Our results showed that the developed prognostic model exhibited independent predictive power in predicting OS in GBM patients. We found no significant difference between the high-risk and low-risk groups in terms of gene mutations such as TP53 and PTEN; however, the high-risk group did not have any IDH mutations. According to the 2016 WHO classification, there is a significant difference between IDH mutant GBM and IDH wild-type GBM, which has a poorer prognosis [52]. This further validates the reliability of our model. In addition, we investigated the relationship between risk scores, TMB values, and PD-L1 expression levels. Disappointingly, higher risk scores were not significantly correlated with higher TMB values (Fig. S3A). A key mediator of immunosuppression in GBM is PD-L1, and although only a fraction of GBM cells express PD-L1, PD-L1 expression in the tumor microenvironment is deficient [53].
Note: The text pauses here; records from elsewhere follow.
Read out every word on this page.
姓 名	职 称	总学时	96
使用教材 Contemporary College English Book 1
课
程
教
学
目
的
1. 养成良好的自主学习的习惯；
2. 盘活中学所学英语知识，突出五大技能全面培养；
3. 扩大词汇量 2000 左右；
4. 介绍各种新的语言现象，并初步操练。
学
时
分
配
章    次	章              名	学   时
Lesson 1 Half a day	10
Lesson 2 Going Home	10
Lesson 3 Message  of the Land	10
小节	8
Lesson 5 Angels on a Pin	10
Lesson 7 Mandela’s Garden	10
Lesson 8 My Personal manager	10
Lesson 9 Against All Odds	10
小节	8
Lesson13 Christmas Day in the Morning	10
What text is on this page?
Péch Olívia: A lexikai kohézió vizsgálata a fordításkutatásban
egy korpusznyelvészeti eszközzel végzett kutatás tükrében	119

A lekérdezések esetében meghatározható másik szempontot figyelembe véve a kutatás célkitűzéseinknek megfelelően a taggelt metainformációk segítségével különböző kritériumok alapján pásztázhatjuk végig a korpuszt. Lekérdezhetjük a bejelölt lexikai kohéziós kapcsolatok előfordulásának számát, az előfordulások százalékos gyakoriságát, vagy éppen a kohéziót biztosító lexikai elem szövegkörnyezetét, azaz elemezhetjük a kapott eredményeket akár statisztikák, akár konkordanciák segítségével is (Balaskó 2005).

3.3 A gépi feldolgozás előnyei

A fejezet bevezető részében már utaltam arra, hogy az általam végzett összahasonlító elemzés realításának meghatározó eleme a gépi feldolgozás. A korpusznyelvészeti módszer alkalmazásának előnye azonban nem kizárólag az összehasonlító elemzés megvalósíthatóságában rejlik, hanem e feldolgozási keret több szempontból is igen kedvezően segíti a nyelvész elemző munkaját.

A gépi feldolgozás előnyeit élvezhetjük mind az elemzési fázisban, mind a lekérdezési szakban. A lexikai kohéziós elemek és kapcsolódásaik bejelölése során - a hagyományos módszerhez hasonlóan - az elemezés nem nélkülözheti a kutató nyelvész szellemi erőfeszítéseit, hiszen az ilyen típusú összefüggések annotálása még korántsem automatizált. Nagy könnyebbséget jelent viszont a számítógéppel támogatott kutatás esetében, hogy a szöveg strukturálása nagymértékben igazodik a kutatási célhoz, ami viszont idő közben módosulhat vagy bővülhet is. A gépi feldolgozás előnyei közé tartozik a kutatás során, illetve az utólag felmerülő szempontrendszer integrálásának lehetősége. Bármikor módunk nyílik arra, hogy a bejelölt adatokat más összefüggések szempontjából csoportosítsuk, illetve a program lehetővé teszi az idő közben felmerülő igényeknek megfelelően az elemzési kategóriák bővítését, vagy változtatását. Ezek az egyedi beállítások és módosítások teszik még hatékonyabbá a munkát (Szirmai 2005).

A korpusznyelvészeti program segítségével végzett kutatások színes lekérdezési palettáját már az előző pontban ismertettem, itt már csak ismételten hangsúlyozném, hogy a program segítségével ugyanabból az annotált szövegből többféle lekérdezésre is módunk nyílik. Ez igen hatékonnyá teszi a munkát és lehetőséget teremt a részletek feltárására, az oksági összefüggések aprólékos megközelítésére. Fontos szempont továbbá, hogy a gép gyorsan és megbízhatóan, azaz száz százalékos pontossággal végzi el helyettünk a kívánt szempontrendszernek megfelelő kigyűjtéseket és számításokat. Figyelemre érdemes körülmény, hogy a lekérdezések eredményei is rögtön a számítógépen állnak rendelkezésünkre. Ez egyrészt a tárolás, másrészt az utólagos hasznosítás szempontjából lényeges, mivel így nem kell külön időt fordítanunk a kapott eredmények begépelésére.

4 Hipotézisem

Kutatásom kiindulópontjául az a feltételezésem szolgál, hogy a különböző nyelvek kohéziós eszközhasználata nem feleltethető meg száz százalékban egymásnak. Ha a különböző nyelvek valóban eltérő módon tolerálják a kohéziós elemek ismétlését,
Finally, immune checkpoint blockade treatment may be more effective in individuals with higher risk ratings. The developed prognostic model might be used as a predictive biomarker for immunotherapy patients. The CGGA external validation cohort was also employed to confirm the model’s accuracy in predicting OS in these individuals. Nonetheless, the present study has some limitations. To begin with, all of the presented findings are based on bioinformatic studies and require further experimental confirmation. To corroborate our findings, we created an endothelial cell-based biomarker that will need to be tested in large-scale clinical studies.

Conclusion

The present study constructed and validated a prognostic model for GBM by integrating 10× scRNA-seq and bulk RNA-seq data. Higher risk scores were significantly associated with poorer survival outcomes, with almost zero IDH mutation rates and upregulation of immune checkpoints such as PD-L1 and CD276. Our prognostic model may be used as a potential biomarker for risk stratification and treatment response prediction in GBM patients.